Key current details from Alpha docs:
- Evaluation and qualified account overview: no daily loss limit on evaluation and account-stage differences
- Consistency rule: 50% on evaluations, with qualified-stage differences by plan
- Payout policy: Standard tiered split (70/80/90), Advanced/Zero 90% split, with cadence differences by account type
- Advanced account overview: no consistency rule on Advanced qualified accounts and no scaling plan
- Zero account overview: no activation fee path with five winning-day payout cycle rules
Why traders pick Alpha Futures:
- Multiple account models to match different risk styles
- Transparent payout cadence and consistency logic in help docs
- Competitive structure for traders who prefer account-type optionality
Main tradeoff:
- Policy details differ substantially between Standard, Advanced, and Zero; copying the wrong assumptions between plans can cause payout delays.

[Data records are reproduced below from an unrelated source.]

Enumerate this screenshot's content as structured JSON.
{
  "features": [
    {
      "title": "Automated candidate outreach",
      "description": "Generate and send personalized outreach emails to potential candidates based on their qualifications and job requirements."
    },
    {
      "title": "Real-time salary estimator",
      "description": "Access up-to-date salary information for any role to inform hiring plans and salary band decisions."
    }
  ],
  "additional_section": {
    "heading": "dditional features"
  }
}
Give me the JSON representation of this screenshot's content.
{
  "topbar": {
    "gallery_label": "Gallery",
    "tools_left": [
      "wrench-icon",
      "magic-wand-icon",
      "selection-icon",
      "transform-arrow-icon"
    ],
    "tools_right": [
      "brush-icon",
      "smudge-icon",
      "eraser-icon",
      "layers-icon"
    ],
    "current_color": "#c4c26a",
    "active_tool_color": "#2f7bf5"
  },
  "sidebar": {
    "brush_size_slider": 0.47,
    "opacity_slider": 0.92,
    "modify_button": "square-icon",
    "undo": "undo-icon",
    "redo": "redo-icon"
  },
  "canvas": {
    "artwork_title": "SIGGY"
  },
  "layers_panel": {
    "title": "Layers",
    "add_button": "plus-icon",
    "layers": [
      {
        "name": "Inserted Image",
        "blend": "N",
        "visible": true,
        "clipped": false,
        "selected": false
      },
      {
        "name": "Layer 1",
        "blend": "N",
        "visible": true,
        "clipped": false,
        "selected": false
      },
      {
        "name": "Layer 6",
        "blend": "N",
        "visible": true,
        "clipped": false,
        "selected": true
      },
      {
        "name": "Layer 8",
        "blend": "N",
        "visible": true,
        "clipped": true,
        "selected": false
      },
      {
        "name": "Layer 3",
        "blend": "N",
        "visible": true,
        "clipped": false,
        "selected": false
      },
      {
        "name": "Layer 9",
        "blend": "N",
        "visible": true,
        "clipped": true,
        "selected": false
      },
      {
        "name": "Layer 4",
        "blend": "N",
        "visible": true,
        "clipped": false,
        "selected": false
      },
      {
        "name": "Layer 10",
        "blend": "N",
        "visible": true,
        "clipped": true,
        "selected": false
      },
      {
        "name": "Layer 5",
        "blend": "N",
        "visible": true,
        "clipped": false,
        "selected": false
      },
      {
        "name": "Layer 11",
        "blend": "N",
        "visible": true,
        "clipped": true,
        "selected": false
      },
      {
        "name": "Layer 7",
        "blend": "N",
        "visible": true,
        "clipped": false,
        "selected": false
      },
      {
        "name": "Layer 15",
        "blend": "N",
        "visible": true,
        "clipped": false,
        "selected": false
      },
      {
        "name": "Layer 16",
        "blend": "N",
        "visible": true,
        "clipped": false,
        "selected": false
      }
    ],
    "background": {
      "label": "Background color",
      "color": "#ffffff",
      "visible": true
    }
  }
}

Trailing Drawdown vs End-of-Day Drawdown: Why This Decides Your Win Rate More Than Fees
Many traders obsess over the evaluation fee and ignore the rule that affects survivability most: drawdown model.
- Real-time trailing drawdown updates intraday and can force tight risk behavior
- End-of-day trailing drawdown updates after close, usually giving more intraday flexibility
- Static loss limits are simplest but often paired with stricter payout constraints
If your setup needs room to breathe (especially around high-volatility U.S. session opens), end-of-day mechanics are usually easier to execute.
Which Futures Prop Firm Is Best for You?
Use this practical filter:
- Best for beginners who want structure: Topstep
- Best for low-cost evaluations and account scaling: Apex
- Best for frequent payout opportunities: MyFundedFutures
- Best for choosing between payout/risk models: Tradeify
- Best for simple rules and predictable withdrawals: TakeProfitTrader
- Best for one-time-fee pathways and fast activations: Lucid Trading
- Best for diversified account models (Standard/Advanced/Zero): Alpha Futures
For serious scaling, your bottleneck becomes execution consistency across multiple accounts. After one account is stable, many traders use copy trading to mirror entries/exits and reduce manual mistakes.
Final Take
The best futures prop firm in 2026 is not the one with the loudest promo code. It is the one whose drawdown model, payout policy, and rule friction match your actual strategy.
Before buying any evaluation:
- Read the current payout policy and consistency rule line-by-line
- Confirm whether drawdown is real-time trailing or end-of-day
- Check minimum trading days and payout request cadence
- Verify platform and data-feed compatibility for your workflow
If you do this, you will avoid most of the expensive mistakes traders make when selecting a funded futures account.